If you'll notice carefully, there is no need for response map to be depend only on the intent categorized. You can convert this response map to a separate function which generates the map using related context and then picks a bot template. 

But here, for simplicity, let's keep it as a human interpretable dictionary/JSON style structure. 

Let's write a simple get_bot_response function which takes in the response mapping, templates, and the intent as inputs and return the actual bot response:

In [17]:
import random
def get_bot_response(bot_response_map, bot_templates, intent):
    if intent not in list(response_map):
        intent = "default"
    select_template = bot_response_map[intent]
    templates = bot_templates[select_template]
    return random.choice(templates)

Let's quickly tests this with one sentence: 

In [18]:
user_intent = get_intent(embed, data, "i want indian food")
get_bot_response(response_map, templates, user_intent)

'Got it'

**Better Response Personalisation?**:

You'll notice that the function picks one template at random for any particular "bot intent" so to say. While this is for simplicity here, in practice - you can train a ML model to pick a response personalized to user. 

A simple personalization to make is to be more coherent with the talking/typing style of the user itself. E.g. some user might be formal with "Hello, how are you today?", while other might be more informal with "yo". 

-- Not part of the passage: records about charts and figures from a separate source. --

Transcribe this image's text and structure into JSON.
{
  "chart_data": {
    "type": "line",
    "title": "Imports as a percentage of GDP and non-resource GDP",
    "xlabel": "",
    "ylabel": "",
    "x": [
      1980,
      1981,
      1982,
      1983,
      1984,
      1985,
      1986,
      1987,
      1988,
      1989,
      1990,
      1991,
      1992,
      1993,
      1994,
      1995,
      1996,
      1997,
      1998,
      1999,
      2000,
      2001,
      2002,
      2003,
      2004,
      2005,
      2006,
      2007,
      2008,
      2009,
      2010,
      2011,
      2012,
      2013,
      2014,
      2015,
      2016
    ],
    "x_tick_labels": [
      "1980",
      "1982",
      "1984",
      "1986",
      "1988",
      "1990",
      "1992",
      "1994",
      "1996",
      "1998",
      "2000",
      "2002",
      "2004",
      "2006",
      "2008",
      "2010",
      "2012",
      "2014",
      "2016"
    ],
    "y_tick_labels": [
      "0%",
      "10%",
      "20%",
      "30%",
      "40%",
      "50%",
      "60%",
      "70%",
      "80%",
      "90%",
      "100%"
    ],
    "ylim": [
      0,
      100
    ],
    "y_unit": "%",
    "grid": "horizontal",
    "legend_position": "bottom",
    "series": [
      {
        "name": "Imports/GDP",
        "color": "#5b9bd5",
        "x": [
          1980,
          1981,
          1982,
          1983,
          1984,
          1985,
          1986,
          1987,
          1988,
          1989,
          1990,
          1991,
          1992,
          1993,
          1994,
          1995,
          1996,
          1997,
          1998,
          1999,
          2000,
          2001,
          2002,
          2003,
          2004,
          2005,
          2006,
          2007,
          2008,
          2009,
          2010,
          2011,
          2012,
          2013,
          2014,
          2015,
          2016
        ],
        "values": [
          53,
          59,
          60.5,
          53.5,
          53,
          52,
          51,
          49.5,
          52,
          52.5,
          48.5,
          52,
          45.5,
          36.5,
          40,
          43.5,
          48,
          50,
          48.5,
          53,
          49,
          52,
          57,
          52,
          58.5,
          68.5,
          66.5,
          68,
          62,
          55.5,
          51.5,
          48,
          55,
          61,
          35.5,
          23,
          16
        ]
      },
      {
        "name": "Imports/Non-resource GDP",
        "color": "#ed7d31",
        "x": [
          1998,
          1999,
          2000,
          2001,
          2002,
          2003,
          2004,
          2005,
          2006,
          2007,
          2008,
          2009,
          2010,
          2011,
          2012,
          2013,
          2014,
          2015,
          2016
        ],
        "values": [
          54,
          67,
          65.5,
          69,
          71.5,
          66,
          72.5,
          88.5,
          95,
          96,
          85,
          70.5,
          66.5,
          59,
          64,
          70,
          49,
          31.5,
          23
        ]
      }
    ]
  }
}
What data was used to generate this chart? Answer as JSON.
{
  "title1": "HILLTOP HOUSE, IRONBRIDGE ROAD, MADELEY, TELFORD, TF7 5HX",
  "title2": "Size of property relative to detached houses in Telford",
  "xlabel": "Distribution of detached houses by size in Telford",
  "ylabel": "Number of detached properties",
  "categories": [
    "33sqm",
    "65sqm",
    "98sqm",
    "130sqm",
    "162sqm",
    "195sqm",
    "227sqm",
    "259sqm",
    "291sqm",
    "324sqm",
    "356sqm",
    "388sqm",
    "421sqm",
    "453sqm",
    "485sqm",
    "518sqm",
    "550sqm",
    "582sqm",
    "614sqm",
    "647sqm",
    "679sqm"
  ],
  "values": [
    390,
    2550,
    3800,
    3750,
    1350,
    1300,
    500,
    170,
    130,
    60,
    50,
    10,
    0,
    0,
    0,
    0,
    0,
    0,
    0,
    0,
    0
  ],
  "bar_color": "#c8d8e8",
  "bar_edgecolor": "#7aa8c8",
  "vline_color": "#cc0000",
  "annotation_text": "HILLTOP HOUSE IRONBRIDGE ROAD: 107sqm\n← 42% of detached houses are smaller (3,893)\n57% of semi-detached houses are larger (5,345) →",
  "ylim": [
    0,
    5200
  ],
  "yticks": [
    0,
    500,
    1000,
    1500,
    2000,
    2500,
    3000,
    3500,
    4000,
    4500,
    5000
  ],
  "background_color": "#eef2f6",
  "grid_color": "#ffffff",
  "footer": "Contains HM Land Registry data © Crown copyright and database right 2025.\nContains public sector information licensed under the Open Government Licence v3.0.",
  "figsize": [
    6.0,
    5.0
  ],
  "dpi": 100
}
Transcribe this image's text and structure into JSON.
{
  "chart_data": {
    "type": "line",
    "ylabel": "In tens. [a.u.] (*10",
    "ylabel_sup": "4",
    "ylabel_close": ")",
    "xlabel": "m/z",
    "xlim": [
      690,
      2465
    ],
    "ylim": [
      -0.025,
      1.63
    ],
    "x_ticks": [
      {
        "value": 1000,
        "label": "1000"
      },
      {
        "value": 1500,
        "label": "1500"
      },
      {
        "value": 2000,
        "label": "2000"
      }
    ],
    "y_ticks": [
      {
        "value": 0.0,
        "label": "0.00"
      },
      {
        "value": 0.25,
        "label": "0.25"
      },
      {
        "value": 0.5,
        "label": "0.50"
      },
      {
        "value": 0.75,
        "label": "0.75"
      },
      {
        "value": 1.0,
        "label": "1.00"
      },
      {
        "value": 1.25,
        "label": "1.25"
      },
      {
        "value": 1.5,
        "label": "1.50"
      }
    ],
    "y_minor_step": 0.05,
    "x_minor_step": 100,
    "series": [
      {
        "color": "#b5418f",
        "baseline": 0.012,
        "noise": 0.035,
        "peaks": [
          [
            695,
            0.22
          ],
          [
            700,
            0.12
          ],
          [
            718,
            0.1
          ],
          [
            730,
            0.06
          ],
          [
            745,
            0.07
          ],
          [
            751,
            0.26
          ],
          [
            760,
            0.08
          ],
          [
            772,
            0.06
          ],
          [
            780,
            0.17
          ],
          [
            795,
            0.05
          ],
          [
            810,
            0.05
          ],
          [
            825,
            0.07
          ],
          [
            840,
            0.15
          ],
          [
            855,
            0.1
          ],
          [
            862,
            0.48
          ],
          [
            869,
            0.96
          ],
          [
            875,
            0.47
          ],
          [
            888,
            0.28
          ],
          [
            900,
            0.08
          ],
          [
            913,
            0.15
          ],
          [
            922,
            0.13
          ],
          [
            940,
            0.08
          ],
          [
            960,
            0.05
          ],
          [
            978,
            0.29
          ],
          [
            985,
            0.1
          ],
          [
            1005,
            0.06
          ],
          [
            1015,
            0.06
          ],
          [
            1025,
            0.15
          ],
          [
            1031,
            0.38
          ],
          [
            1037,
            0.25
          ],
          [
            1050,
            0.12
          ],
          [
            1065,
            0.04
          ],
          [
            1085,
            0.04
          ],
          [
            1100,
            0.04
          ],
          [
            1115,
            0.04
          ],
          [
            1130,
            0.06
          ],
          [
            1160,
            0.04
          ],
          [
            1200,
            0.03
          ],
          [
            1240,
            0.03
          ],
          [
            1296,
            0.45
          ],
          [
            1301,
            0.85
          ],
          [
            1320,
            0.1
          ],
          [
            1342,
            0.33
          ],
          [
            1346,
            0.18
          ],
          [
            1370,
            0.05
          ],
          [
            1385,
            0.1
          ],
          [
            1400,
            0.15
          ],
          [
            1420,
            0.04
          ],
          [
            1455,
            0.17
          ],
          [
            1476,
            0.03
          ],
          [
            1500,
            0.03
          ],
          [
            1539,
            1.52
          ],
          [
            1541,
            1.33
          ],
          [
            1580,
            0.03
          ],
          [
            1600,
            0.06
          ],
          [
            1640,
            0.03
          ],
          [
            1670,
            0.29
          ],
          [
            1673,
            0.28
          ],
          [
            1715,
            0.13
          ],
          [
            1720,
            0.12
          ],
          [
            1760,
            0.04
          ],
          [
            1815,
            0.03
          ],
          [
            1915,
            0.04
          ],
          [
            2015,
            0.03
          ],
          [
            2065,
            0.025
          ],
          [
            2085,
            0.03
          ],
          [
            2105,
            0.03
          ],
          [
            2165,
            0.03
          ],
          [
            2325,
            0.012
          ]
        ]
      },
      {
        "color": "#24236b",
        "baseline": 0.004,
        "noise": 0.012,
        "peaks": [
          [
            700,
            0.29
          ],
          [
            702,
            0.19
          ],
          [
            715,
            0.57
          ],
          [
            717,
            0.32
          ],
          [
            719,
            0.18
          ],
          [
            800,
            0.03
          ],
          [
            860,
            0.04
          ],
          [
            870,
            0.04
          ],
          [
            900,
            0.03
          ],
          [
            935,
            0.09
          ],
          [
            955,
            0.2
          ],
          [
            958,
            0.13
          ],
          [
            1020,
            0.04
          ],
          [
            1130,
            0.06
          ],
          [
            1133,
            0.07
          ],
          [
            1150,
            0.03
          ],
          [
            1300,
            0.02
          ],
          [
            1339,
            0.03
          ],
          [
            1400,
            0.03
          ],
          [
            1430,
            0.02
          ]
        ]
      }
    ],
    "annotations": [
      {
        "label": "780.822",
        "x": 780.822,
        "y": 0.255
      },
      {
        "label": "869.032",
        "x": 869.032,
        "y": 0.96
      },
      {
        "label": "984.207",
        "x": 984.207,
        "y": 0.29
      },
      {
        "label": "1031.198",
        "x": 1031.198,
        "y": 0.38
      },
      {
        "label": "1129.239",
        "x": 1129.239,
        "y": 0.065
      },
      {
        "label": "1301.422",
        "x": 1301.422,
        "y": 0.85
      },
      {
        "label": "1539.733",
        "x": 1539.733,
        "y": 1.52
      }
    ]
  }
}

So "Hello" gets "Goodbye!" in response while "yo!" gets "bye bye" or even "ttyl" in the same conversation. 

---

For now, let's go ahead and check the bot response for the sentences which we have already seen. 

In [19]:
for text in ["hey","i am looking for italian food","not for me", "ok, this is good"]:
    user_intent = get_intent(embed, data, text)
    bot_reply = get_bot_response(response_map, templates, user_intent)
    print(f"text : '{text}', intent: {user_intent}, bot: {bot_reply}")

text : 'hey', intent: greet, bot: Hey! How you doin'? 
text : 'i am looking for italian food', intent: inform, bot: Gotcha
text : 'not for me', intent: deny, bot: ok, let me check some more
text : 'ok, this is good', intent: affirm, bot: Goodbye!